Let $y \in S = \left \{y \in C^{2}\left [ x_0,x_1 \right ]\mid y(x_0)=y_0,y(x_1)=y_1 \in \mathbb{R})) \right \}$ and $\eta \in H = \left \{\eta \in C^{2}\left [ x_0,x_1 \right ]\mid \eta(x_0)=0=\eta(x_1) \right \}$ be fixed functions. Then the quantity $J(y+a\eta)$ can be regarded as a functions of the single real variable $a$, where $J(y)=\int_{x_0}^{x_1}f(x,y,y')dx$ and $f$ has continuous second partial derivatives with respect to the variables $x,y,y'$.

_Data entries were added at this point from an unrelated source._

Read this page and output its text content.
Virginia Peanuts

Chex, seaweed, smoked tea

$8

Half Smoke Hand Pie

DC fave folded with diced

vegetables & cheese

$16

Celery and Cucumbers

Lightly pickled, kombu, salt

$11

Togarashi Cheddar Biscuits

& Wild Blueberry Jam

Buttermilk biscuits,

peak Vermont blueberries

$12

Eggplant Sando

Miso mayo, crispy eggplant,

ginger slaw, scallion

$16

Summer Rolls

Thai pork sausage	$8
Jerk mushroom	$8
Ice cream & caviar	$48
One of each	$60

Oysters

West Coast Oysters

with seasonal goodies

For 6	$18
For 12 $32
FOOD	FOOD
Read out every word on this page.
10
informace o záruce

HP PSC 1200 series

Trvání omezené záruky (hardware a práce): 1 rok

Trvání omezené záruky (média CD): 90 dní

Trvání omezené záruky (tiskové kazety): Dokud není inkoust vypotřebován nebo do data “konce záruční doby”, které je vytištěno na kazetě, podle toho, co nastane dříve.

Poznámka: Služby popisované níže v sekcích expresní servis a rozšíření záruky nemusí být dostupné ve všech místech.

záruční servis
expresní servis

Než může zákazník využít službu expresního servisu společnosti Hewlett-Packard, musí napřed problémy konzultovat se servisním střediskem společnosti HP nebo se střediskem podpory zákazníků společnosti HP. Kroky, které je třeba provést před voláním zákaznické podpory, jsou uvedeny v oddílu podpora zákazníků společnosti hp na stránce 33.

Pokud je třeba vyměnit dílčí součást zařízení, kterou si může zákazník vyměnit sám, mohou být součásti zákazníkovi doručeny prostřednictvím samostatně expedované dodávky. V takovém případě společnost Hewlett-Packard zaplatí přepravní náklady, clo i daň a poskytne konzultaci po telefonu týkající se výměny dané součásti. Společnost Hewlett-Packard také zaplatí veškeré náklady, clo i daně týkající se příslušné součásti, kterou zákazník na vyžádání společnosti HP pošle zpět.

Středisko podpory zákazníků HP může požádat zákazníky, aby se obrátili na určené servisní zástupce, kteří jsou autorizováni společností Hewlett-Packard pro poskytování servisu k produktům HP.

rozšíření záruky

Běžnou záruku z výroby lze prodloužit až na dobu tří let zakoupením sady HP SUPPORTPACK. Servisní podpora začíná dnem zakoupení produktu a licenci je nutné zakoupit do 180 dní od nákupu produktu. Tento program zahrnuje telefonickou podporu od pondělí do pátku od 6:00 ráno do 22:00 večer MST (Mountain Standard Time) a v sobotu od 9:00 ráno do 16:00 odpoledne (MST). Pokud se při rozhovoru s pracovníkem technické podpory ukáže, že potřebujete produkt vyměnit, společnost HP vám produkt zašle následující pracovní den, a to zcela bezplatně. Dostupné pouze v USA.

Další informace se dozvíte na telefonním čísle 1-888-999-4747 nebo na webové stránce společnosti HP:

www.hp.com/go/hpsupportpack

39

Knowingly this facts, I have to calculate $\frac{dJ}{da}$, but I'm stuck in this problem because I don't know a version for the Leibniz integral rule in three variables. Can anyone help me? Thanks in advance.
By the way, this exercise is requerided in my currently course of calculus of variations.
All you need is the basic Leibniz integral rule.
Note that if we let $H(a):=J(y+a\eta)$, then \begin{align} H(a)&:=J(y+a\eta)\\ &:=\int_{x_0}^{x_1}f(x, (y+a\eta)(x),(y+a\eta)'(x))\,dx\\ &=\int_{x_0}^{x_1}f(x, y(x)+a\eta(x),y'(x)+a\eta'(x))\,dx \end{align} So, let us write the integrand as $\psi(a,x)$. Then, \begin{align} H(a)&=\int_{x_0}^{x_1}\psi(a,x)\,dx \end{align} Since $f$ and $y$ are $C^2$ functions, it follows from the chain rule that $\psi:\Bbb{R}^2\to\Bbb{R}$ (which we defined as a composite function) is $C^1$ (it is $C^1$ because of the appearance of $y'$ and $\eta'$ which are only $C^1$). I'm sure you can now apply Leibniz's integral rule: \begin{align} H'(a)&=\int_{x_0}^{x_1}\frac{\partial \psi}{\partial a}(a,x)\,dx \end{align} (I purposely defined the new function $H$ to emphasize that it's a function $\Bbb{R}\to\Bbb{R}$, so strictly speaking, writing $\frac{dJ}{da}$ is wrong, because $J$ is NOT a function of one real variable). Now, how does one calculate $\frac{\partial \psi}{\partial a}$ using the chain rule?